To support efficient and scalable Upsert, the proposal recommends using Apache Hudi to store compressed data in tiered storage. Figure 3 shows how to use Apache Hudi to support effective upserts in theme compression.

Figure 3

The idea is to implement theme compression services. The theme compression service can be run as a separate service (that is, the Pulsar function) to compress the theme.

1. The agent issues a subject compression request to the compression service. two。 The compression service receives the compression request, reads the message and inserts it up into the Hudi table. 3. After completing the upsert, advance the theme compression cursor to the last message it compresses.

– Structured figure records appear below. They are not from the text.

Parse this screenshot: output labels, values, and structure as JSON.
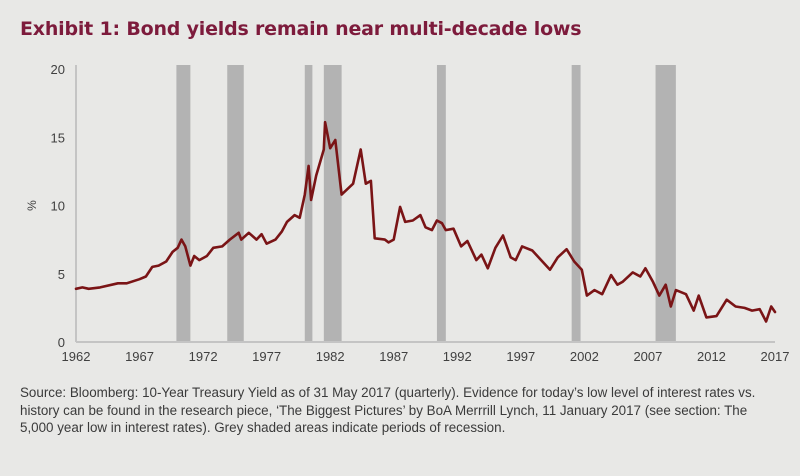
{
  "title": "Exhibit 1: Bond yields remain near multi-decade lows",
  "source_note": "Source: Bloomberg: 10-Year Treasury Yield as of 31 May 2017 (quarterly). Evidence for today’s low level of interest rates vs. history can be found in the research piece, ‘The Biggest Pictures’ by BoA Merrrill Lynch, 11 January 2017 (see section: The 5,000 year low in interest rates). Grey shaded areas indicate periods of recession.",
  "colors": {
    "line": "#7a1416",
    "recession": "#b3b3b3",
    "axis": "#c4c4c4",
    "title": "#7d1b3c"
  },
  "chart_data": {
    "type": "line",
    "title": "Exhibit 1: Bond yields remain near multi-decade lows",
    "xlabel": "",
    "ylabel": "%",
    "xlim": [
      1962,
      2017
    ],
    "ylim": [
      0,
      20
    ],
    "grid": false,
    "x_ticks": [
      "1962",
      "1967",
      "1972",
      "1977",
      "1982",
      "1987",
      "1992",
      "1997",
      "2002",
      "2007",
      "2012",
      "2017"
    ],
    "y_ticks": [
      "0",
      "5",
      "10",
      "15",
      "20"
    ],
    "series": [
      {
        "name": "10-Year Treasury Yield",
        "points": [
          [
            1962.0,
            3.9
          ],
          [
            1962.5,
            4.0
          ],
          [
            1963.0,
            3.9
          ],
          [
            1963.9,
            4.0
          ],
          [
            1965.3,
            4.3
          ],
          [
            1966.0,
            4.3
          ],
          [
            1967.0,
            4.6
          ],
          [
            1967.5,
            4.8
          ],
          [
            1968.0,
            5.5
          ],
          [
            1968.5,
            5.6
          ],
          [
            1969.1,
            5.9
          ],
          [
            1969.6,
            6.6
          ],
          [
            1970.0,
            6.9
          ],
          [
            1970.3,
            7.5
          ],
          [
            1970.6,
            7.0
          ],
          [
            1971.0,
            5.6
          ],
          [
            1971.3,
            6.3
          ],
          [
            1971.7,
            6.0
          ],
          [
            1972.3,
            6.3
          ],
          [
            1972.8,
            6.9
          ],
          [
            1973.5,
            7.0
          ],
          [
            1974.1,
            7.5
          ],
          [
            1974.8,
            8.0
          ],
          [
            1975.0,
            7.5
          ],
          [
            1975.6,
            8.0
          ],
          [
            1976.2,
            7.5
          ],
          [
            1976.6,
            7.9
          ],
          [
            1977.0,
            7.2
          ],
          [
            1977.7,
            7.5
          ],
          [
            1978.2,
            8.1
          ],
          [
            1978.6,
            8.8
          ],
          [
            1979.2,
            9.3
          ],
          [
            1979.6,
            9.1
          ],
          [
            1980.0,
            10.8
          ],
          [
            1980.3,
            12.9
          ],
          [
            1980.5,
            10.4
          ],
          [
            1980.9,
            12.2
          ],
          [
            1981.5,
            14.1
          ],
          [
            1981.6,
            16.1
          ],
          [
            1982.0,
            14.2
          ],
          [
            1982.4,
            14.8
          ],
          [
            1982.9,
            10.8
          ],
          [
            1983.8,
            11.6
          ],
          [
            1984.4,
            14.1
          ],
          [
            1984.8,
            11.6
          ],
          [
            1985.2,
            11.8
          ],
          [
            1985.5,
            7.6
          ],
          [
            1986.3,
            7.5
          ],
          [
            1986.6,
            7.3
          ],
          [
            1987.0,
            7.5
          ],
          [
            1987.5,
            9.9
          ],
          [
            1987.9,
            8.8
          ],
          [
            1988.5,
            8.9
          ],
          [
            1989.1,
            9.3
          ],
          [
            1989.5,
            8.4
          ],
          [
            1990.0,
            8.2
          ],
          [
            1990.4,
            8.9
          ],
          [
            1990.8,
            8.7
          ],
          [
            1991.1,
            8.2
          ],
          [
            1991.7,
            8.3
          ],
          [
            1992.3,
            7.0
          ],
          [
            1992.8,
            7.4
          ],
          [
            1993.5,
            6.0
          ],
          [
            1993.9,
            6.4
          ],
          [
            1994.4,
            5.4
          ],
          [
            1995.0,
            6.9
          ],
          [
            1995.6,
            7.8
          ],
          [
            1996.2,
            6.2
          ],
          [
            1996.6,
            6.0
          ],
          [
            1997.1,
            7.0
          ],
          [
            1997.9,
            6.7
          ],
          [
            1998.7,
            5.9
          ],
          [
            1999.3,
            5.3
          ],
          [
            1999.9,
            6.2
          ],
          [
            2000.6,
            6.8
          ],
          [
            2001.2,
            5.9
          ],
          [
            2001.8,
            5.3
          ],
          [
            2002.2,
            3.4
          ],
          [
            2002.8,
            3.8
          ],
          [
            2003.4,
            3.5
          ],
          [
            2004.1,
            4.9
          ],
          [
            2004.6,
            4.2
          ],
          [
            2005.0,
            4.4
          ],
          [
            2005.8,
            5.1
          ],
          [
            2006.4,
            4.8
          ],
          [
            2006.8,
            5.4
          ],
          [
            2007.4,
            4.4
          ],
          [
            2007.9,
            3.4
          ],
          [
            2008.4,
            4.2
          ],
          [
            2008.8,
            2.6
          ],
          [
            2009.2,
            3.8
          ],
          [
            2010.0,
            3.5
          ],
          [
            2010.6,
            2.3
          ],
          [
            2011.0,
            3.4
          ],
          [
            2011.6,
            1.8
          ],
          [
            2012.4,
            1.9
          ],
          [
            2013.2,
            3.1
          ],
          [
            2013.9,
            2.6
          ],
          [
            2014.6,
            2.5
          ],
          [
            2015.2,
            2.3
          ],
          [
            2015.8,
            2.4
          ],
          [
            2016.3,
            1.5
          ],
          [
            2016.7,
            2.6
          ],
          [
            2017.0,
            2.2
          ]
        ]
      }
    ],
    "recessions": [
      [
        1969.9,
        1971.0
      ],
      [
        1973.9,
        1975.2
      ],
      [
        1980.0,
        1980.6
      ],
      [
        1981.5,
        1982.9
      ],
      [
        1990.4,
        1991.1
      ],
      [
        2001.0,
        2001.7
      ],
      [
        2007.6,
        2009.2
      ]
    ],
    "legend": "none"
  }
}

Theme compression cursors store metadata for referenced locations in hierarchical storage that stores Hudi tables.

Treat Hudi table as Pulsar Topic

Hudi maintains the timeline of all operations performed on the table at different immediate times, which helps provide an immediate view of the table while effectively supporting data retrieval in _ arrival_ order. Hudi supports incremental pull of changes from tables. We can support the _ ReadOnly_ topic backed up through the Hudi table. This allows the application to stream changes to the Hudi table from the Pulsar agent. Figure 4 shows this idea.

Figure 4 Extensible metadata management

When we started storing all data in tiered storage, the proposal recommended not storing unloaded or compressed data metadata, but relying only on hierarchical storage to store unloaded or compressed data metadata.

The proposal proposes to organize unloaded and compressed data in the following directory layout.

-/-segments/

Welcome to subscribe "Shulou Technology Information " to get latest news, interesting things and hot topics in the IT industry, and controls the hottest and latest Internet news, technology news and IT industry trends.

*The comments in the above article only represent the author's personal views and do not represent the views and positions of this website. If you have more insights, please feel free to contribute and share.